Господин, к которому были обращены эти слова, сидел рядом с дамой, по-видимому, своей супругой, в передней части ложи и, очевидно, разделял всеобщий восторг, только что высмеянный пожилым господином. Он долго аплодировал с энергией, достойной лучшего применения, а затем обернулся и с улыбкой, хотя и не без досады, ответил:
– Думаю, что критика и сейчас разойдется во мнениях с единогласным решением публики! В своем ужасном «Утреннем листке», доктор, вы не щадите ни биржи, ни сената, как же может ждать от вас милости синьора Бьянкона?
Доктор лукаво улыбнулся и подошел к даме. Сидевший позади нее молодой человек любезно поднялся, уступая ему место.
– Господин Альмбах, – сказала дама, представляя молодого человека, – доктор Вельдинг, редактор «Утреннего листка», перо которого…
– Ради Бога, сударыня, не роняйте меня с первой же минуты во мнении господина Альмбаха, – прервал ее Вельдинг. – Достаточно быть представленным молодому артисту в качестве критика, чтобы заранее быть уверенным в его антипатии.

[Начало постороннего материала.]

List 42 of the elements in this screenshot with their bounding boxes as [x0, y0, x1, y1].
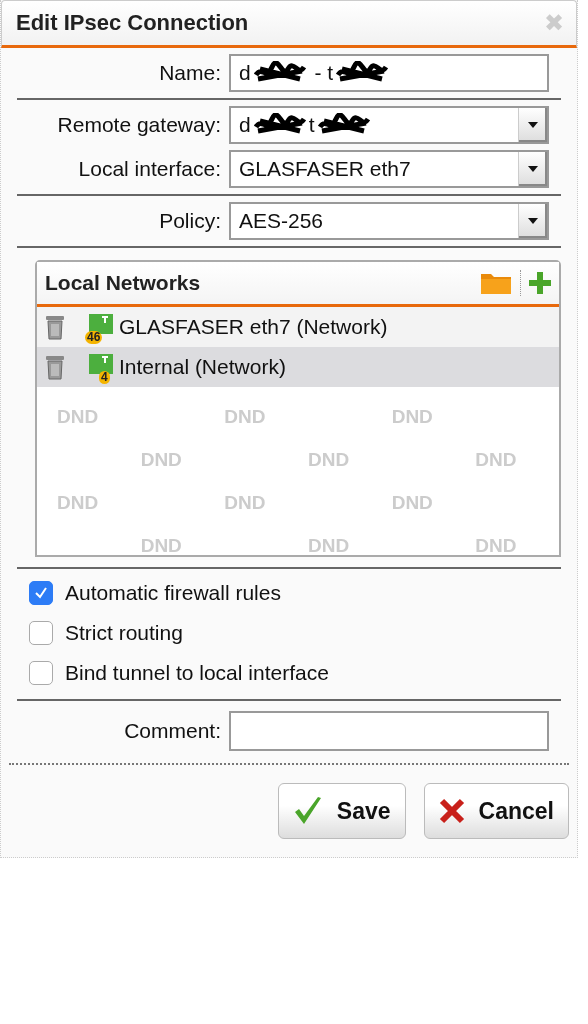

– Возможно, – рассмеялся консул. – Но на этот раз ваша проницательность изменила вам. Слава Богу, господин Альмбах никогда не предстанет перед вашим судом – ведь он купец.
– Купец? – воскликнул Вельдинг, окидывая молодого человека изумленным взором. – В таком случае прошу извинения за свою ошибку. Я принял вас за артиста.
– Вот видите, милый Альмбах, ваши глаза и лоб зло шутят над вами! – с улыбкой заметил консул. – Что сказали бы ваши родные по поводу такой ошибки? Вероятно, приняли бы ее как личное оскорбление.
– Пожалуй! Но я смотрю на это иначе, – с легким поклоном в сторону Вельдинга заметил Альмбах.
Последние слова были произнесены как будто шутливо, но в них прозвучала затаенная горечь, и она не ускользнула от внимания Вельдинга. Редактор устремил испытующий взор на молодого человека, но тут дама обратилась к нему, возвращаясь к прежней теме разговора:
– Однако вы не можете не согласиться, что синьора Бьянкона была сегодня очаровательна. Молодая и такая талантливая, она, конечно, станет звездой на нашем театральном небосклоне…
– Которая со временем превратится в лучезарное солнце, если только исполнит то, что обещает нам теперь… Это правда, сударыня, я этого ни в коем случае не отрицаю, хотя на будущем солнце в настоящее время есть пятна несовершенства, только восторженная публика, естественно, их не замечает.
– Во всяком случае советую вам не слишком резко подчеркивать замеченные несовершенства, – сказал консул, указывая на партер. – Там внизу целая толпа восторженных поклонников синьоры. Берегитесь, доктор, не то вы получите по крайней мере пять-шесть вызовов на дуэль.
Лукавая улыбка снова появилась на губах Вельдинга, окинувшего насмешливым взором молодого Альмбаха, который, нахмурившись, молча следил за разговором.
– А может быть, даже и семь! Господин Альмбах, например, считает выраженное мною мнение почти государственной изменой.
– К сожалению, доктор, я очень мало смыслю в критике, – возразил Альмбах. – Я… я безусловно восхищаюсь гением, – добавил он с загоревшимся взором.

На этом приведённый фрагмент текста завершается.